The capture of three army men was one of these most successful actions. It required more than four weeks and the use of about thirty comrades, with central coordination and the availability of adequate weapons to block a moving military convoy. This is one of the most detailed and complex actions ever attempted – excluding what were considered suicide attacks. The findings were therefore not limited only to measurements and correspondence but also included a military assessment of the territory and the movement of military vehicles in a journey of approximately one kilometre. It wasn’t a question of putting a moving military vehicle out of action. This type of operation, while remaining very complex and difficult, is simpler from an organizational point of view. On the contrary, it was a question of blocking a moving column, detaching a part of it, the tail one, through an explosion, and taking prisoners, something that had previously been attempted only once, but with negative results. These soldiers, despite having received appropriate military training, were basically boys and, once attacked, at least that time, they did not prove to live up to their fame. After a pro-forma response, they immediately surrendered, exiting the armored vehicle with their hands in the air. Meanwhile, the other companions kept the rest of the convoy at bay, which due to the terrain could only stop or move forward. Although it may be considered an exception to the rule, there were no injuries or deaths. The unexpected guest remained idle.

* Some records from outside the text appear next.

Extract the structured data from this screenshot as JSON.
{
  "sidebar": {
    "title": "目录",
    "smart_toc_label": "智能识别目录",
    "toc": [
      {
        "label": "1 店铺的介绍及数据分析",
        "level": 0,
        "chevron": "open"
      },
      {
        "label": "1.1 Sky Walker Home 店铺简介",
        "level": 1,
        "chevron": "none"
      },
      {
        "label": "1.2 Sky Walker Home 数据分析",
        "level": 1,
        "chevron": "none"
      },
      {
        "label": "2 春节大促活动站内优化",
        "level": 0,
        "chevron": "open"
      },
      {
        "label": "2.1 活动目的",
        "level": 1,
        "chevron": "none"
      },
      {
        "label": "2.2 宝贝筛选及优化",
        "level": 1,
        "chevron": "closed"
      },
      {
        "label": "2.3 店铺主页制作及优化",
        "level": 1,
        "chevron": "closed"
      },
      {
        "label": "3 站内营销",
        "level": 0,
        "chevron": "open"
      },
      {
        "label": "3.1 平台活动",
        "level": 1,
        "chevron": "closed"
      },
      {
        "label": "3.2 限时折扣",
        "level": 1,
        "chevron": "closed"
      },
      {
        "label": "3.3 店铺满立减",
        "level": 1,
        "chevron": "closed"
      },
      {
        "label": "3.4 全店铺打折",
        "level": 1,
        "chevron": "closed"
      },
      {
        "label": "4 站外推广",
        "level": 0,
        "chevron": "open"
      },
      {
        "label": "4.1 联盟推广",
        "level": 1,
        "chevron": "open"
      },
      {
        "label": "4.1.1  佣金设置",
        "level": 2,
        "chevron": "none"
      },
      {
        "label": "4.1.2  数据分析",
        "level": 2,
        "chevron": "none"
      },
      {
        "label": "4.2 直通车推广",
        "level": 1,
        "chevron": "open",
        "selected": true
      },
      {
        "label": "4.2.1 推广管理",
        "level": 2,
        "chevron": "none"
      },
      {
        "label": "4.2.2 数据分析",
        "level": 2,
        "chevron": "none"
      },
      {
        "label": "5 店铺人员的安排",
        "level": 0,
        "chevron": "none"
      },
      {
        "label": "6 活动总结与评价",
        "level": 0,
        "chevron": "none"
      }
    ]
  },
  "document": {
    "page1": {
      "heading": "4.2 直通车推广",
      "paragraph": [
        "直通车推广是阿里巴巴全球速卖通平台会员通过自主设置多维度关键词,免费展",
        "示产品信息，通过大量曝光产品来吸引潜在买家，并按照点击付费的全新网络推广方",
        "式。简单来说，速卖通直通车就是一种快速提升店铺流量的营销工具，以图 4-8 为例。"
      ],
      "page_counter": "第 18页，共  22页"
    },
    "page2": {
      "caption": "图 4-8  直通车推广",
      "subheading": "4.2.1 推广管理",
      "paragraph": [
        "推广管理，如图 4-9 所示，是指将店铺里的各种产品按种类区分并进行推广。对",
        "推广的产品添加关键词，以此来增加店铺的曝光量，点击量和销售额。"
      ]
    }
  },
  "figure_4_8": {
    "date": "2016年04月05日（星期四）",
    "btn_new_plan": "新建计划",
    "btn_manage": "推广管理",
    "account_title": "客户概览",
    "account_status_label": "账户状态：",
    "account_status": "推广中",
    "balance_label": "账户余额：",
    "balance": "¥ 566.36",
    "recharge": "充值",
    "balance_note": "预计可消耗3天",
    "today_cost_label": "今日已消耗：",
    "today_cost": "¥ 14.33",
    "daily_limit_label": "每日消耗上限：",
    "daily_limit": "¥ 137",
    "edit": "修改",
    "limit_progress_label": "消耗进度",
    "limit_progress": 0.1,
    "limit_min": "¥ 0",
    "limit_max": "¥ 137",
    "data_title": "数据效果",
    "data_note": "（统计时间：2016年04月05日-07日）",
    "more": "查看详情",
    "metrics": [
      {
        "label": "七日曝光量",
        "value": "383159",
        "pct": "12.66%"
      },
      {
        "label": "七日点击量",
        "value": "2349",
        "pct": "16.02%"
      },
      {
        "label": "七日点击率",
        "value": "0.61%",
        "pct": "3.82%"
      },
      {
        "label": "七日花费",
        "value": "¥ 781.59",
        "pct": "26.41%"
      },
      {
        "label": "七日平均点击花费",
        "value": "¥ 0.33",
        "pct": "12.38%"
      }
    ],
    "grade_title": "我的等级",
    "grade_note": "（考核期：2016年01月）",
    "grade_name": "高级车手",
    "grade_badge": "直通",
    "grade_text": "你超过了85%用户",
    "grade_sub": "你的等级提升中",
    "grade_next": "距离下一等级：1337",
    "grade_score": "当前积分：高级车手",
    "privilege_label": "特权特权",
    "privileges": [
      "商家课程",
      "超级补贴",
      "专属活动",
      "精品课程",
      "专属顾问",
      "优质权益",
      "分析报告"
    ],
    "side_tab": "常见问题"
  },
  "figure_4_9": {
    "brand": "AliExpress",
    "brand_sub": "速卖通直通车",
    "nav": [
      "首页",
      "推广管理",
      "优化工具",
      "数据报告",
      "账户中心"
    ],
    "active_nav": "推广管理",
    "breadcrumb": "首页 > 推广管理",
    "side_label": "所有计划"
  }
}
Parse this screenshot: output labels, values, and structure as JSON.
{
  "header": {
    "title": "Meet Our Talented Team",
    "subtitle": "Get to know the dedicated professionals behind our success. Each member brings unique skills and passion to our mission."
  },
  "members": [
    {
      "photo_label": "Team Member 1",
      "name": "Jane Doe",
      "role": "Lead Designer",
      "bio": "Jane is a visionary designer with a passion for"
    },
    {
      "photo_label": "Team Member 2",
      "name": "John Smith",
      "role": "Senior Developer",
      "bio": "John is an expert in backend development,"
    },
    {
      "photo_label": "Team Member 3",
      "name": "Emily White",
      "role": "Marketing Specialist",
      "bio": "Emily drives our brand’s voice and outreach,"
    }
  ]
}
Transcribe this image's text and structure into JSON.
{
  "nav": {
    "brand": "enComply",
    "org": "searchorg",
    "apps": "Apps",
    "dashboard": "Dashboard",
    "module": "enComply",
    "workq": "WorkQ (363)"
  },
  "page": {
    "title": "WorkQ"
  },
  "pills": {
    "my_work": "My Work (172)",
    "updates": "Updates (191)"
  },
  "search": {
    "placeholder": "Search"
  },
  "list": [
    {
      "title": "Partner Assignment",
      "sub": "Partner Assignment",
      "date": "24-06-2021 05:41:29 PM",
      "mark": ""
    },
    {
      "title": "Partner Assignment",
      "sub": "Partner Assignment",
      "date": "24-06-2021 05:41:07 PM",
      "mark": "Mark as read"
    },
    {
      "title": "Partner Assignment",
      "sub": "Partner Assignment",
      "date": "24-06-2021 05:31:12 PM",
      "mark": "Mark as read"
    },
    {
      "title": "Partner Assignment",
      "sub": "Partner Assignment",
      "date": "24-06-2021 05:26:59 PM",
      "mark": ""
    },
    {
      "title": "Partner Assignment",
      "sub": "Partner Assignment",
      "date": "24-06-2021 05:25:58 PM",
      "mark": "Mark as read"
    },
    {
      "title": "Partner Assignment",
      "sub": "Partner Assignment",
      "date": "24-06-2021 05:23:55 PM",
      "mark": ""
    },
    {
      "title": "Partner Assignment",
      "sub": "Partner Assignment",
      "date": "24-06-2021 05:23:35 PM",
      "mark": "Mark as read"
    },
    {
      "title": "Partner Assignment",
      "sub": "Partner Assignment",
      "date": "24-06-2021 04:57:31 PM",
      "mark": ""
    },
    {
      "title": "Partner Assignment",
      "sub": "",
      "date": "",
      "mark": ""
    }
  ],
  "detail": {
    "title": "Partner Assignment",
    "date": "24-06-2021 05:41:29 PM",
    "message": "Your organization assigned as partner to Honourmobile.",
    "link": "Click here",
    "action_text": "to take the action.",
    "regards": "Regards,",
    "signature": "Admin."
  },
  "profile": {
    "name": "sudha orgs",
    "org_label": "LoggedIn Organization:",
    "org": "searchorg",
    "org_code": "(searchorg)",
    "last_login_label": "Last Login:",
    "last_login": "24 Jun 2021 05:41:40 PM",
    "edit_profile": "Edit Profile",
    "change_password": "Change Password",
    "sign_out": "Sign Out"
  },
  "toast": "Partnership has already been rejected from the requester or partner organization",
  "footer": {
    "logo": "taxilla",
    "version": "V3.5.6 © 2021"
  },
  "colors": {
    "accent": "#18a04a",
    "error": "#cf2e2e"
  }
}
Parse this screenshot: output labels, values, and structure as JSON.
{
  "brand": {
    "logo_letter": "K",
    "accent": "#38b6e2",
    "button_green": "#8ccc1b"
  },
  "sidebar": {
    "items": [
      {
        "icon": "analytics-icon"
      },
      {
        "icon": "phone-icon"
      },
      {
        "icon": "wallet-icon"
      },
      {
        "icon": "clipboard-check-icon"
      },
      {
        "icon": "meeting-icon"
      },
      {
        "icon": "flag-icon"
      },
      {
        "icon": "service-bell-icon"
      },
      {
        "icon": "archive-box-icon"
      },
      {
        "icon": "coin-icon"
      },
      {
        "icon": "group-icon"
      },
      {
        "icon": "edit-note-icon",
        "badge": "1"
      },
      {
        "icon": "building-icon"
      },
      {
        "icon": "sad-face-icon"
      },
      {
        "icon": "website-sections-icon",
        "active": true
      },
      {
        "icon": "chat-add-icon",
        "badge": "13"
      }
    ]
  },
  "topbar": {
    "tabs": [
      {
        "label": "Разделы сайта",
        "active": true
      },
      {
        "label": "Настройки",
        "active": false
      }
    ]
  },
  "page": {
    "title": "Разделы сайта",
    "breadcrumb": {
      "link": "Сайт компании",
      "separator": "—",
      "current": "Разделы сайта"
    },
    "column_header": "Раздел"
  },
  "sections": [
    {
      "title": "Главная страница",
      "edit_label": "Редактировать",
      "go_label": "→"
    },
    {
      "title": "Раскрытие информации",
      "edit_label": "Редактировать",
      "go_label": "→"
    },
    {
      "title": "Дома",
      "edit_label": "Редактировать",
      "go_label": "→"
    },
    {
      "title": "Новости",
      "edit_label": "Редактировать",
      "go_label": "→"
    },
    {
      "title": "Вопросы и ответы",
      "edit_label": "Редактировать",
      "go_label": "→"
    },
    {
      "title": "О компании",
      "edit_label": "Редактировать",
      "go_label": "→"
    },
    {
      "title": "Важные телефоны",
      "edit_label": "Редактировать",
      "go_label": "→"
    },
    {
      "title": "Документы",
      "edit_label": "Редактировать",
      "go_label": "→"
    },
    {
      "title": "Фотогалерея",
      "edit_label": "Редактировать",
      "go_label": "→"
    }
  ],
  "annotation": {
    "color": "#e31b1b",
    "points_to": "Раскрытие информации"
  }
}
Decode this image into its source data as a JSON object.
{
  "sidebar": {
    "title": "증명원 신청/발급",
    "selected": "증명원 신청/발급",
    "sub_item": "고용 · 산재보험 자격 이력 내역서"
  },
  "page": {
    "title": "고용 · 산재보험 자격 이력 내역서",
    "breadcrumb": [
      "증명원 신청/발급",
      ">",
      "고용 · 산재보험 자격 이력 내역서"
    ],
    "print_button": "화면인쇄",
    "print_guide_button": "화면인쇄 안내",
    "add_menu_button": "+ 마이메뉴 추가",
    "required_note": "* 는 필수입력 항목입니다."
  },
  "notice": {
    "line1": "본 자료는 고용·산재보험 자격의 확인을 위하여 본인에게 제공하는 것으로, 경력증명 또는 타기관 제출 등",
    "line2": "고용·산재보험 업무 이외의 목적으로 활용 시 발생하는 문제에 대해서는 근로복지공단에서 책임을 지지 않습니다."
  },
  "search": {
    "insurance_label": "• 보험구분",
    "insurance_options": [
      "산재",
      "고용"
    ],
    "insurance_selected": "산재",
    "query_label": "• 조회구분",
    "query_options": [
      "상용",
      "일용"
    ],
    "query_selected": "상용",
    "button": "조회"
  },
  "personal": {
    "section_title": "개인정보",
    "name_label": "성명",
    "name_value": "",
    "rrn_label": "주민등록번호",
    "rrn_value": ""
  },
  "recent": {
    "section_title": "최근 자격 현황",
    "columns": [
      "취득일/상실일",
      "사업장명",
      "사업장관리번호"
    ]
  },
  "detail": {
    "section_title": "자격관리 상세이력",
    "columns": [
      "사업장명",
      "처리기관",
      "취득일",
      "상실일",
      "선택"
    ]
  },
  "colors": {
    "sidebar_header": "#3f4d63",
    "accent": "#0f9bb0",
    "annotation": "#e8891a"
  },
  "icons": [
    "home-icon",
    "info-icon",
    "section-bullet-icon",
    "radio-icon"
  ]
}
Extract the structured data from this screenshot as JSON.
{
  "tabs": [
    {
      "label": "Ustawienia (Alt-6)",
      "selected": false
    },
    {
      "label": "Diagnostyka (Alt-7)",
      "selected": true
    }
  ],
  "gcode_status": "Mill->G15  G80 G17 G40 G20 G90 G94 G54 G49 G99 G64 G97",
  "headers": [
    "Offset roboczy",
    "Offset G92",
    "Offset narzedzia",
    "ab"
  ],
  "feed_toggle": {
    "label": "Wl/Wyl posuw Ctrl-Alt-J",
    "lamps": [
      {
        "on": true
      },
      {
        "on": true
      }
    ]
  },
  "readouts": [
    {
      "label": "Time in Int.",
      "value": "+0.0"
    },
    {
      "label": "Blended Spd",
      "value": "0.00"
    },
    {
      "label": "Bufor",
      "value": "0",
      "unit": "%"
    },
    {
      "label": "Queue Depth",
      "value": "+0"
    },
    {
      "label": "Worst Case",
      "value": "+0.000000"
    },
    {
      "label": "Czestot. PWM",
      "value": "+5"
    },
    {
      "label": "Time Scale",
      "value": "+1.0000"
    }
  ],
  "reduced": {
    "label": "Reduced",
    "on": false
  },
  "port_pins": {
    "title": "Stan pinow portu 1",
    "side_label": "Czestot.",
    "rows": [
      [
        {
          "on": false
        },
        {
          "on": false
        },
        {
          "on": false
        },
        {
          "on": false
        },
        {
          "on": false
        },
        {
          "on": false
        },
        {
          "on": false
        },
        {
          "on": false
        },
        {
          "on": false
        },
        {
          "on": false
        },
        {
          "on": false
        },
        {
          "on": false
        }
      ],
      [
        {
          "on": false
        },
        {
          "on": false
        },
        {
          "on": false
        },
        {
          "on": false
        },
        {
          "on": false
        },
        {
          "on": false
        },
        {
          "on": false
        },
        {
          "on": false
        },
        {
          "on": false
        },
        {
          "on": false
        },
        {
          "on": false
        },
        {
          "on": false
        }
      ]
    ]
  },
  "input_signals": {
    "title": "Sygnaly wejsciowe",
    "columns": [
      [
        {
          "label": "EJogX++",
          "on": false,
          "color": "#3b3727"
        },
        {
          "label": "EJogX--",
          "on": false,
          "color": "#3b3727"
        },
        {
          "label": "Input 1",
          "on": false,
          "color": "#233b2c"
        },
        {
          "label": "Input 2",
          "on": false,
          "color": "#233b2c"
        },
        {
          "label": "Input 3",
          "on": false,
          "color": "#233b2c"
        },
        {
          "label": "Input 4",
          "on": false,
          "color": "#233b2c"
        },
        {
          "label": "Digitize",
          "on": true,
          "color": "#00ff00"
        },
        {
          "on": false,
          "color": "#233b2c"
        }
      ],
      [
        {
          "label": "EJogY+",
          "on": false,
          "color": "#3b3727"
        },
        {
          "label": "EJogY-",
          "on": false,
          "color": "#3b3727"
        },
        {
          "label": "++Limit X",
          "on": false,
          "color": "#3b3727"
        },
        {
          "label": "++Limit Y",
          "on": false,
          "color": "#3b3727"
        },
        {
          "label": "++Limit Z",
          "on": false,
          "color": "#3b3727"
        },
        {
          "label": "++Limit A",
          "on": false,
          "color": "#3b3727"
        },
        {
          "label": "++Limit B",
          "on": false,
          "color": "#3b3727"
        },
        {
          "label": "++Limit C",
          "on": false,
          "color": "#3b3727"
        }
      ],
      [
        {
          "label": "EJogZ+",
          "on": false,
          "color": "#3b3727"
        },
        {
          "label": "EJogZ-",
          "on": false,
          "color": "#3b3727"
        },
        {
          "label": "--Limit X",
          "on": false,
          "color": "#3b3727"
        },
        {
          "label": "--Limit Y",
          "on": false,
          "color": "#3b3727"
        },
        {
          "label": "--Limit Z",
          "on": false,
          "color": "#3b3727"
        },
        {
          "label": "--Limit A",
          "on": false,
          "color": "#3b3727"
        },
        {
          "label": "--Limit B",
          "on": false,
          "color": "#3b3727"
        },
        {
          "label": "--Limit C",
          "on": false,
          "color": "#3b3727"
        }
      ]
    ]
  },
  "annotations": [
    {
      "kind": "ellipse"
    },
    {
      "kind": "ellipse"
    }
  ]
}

The three soldiers taken prisoner were subsequently exchanged by the movement with thirty comrades who were in Israeli prisons. The excellent result led to a reconsideration of our work and a new planning approach. But, in short, the exhaustion of resources, the loss of some comrades, the ruthless hunt conducted by the intelligence men and the accumulation of information brought us back to the usual activity. It didn’t take long for the work to resume as before, the same and precise, while the possibility of achieving coordination of such magnitude as to be able to repeat the action described above receded. We also had to go in the direction the wind was blowing, do what needed to be done, strike headlong where it needed to be struck.
This is what I told myself as I reflected on my more or less hastily dashed hopes. The ideal of absolute liberation also had to pass through the bottleneck of these peripheral, disturbing actions, goads for people accustomed to hitting hard. It was enough to look at the generalized misery of an entire population forced every morning to line up and go to work for the enemies with just a few cents of pay, to realize that those actions not only corrected a monstrosity by deleting it from the list of the human race, but constituted a repayment for every suffering suffered. Many of these wretches felt their chests expand when they learned that a massacre had been shot. Who could object to this feeling of intimate satisfaction, of compensation for the wounds that the body of an entire people suffered? Who could claim the right to stay the hand of the unexpected guest?